Tis the season to be merry for some, but what if you approach Christmas filled with dread.

As the nights draw in and the temperature drops we all need to prepare ourselves for the last season of the year. The trees shed their leaves to prepare for the winds whilst parents find themselves shedding the contents of their wallets to prepare for Christmas Day.

Here are some top tips for having a merry Christmas:

1. Instead of fretting about making the perfect dinner and worrying about everyone liking it, have a “oh so what attitude” this year. It’s about being together sharing the meal. If the sprouts are a little soggy or the turkey is slightly overcooked then have a quiet chuckle to yourself about it as I doubt anyone else has noticed or cares that much.

2. Enjoy the odd glass of sherry, some vino with the meal or extra brandy cream with the Christmas pudding but don’t overdo it. You don’t want to spend Boxing Day beating yourself up.
Remember too much drink can lead to family arguments, especially at christmas time.

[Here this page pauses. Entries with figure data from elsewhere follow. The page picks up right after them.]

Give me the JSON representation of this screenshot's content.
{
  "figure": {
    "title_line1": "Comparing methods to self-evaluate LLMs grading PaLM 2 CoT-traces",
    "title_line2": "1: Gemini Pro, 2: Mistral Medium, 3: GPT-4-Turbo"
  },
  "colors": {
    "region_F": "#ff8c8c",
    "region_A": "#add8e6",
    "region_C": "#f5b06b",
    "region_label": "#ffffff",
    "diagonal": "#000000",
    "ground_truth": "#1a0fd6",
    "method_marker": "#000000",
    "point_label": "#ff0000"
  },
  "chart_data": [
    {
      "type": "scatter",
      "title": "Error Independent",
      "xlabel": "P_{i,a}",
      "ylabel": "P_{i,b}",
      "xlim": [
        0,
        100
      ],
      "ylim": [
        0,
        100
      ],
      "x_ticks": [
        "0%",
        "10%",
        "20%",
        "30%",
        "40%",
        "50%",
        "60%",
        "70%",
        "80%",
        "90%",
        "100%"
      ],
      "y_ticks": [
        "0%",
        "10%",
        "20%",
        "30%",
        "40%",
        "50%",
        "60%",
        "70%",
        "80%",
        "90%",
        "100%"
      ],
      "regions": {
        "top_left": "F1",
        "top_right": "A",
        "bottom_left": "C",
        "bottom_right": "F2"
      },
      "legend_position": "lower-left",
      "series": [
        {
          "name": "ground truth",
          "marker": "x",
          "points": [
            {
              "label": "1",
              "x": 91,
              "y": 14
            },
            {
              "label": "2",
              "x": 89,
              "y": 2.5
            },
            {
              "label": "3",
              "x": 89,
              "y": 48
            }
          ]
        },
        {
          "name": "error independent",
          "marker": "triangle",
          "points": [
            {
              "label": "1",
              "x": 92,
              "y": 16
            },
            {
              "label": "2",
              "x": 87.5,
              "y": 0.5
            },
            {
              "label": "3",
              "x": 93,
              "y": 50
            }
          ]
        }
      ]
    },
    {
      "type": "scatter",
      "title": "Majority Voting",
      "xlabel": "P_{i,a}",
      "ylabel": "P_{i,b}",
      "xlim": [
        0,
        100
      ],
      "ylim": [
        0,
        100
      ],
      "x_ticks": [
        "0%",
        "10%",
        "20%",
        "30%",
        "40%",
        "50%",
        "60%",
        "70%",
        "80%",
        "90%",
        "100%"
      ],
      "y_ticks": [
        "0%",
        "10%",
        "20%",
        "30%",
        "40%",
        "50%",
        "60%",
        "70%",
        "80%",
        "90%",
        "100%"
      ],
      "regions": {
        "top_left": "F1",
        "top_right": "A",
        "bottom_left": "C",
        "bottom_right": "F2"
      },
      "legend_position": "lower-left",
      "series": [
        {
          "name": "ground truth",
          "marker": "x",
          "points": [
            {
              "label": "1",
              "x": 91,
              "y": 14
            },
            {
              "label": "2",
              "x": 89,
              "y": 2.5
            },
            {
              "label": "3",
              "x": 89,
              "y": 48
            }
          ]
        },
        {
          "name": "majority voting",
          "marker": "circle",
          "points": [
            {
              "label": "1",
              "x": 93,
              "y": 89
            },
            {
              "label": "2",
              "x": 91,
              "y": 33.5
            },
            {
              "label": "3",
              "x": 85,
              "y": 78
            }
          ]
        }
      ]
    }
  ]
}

3. Reflect on the year and think about what you would like to do in 2016. However, be mindful of spiralling too far into a negative thought pattern concentrating on what you “don’t have”.
My favourite saying to overcome this is “I have everything I need”.

4. If you feel a sense of separation from friends, your partner or family then find comfort in other ways. You may find your neighbour is really lonely and could do with a friendly face and a mince pie.

5. Remember Christmas is for kids, however if you spend more than you can afford you will need to find the extra money in 2016 from somewhere!
Plan a budget you can afford and stick to it. Boundaries and discipline are important life skills if you want to avoid regretting your actions later.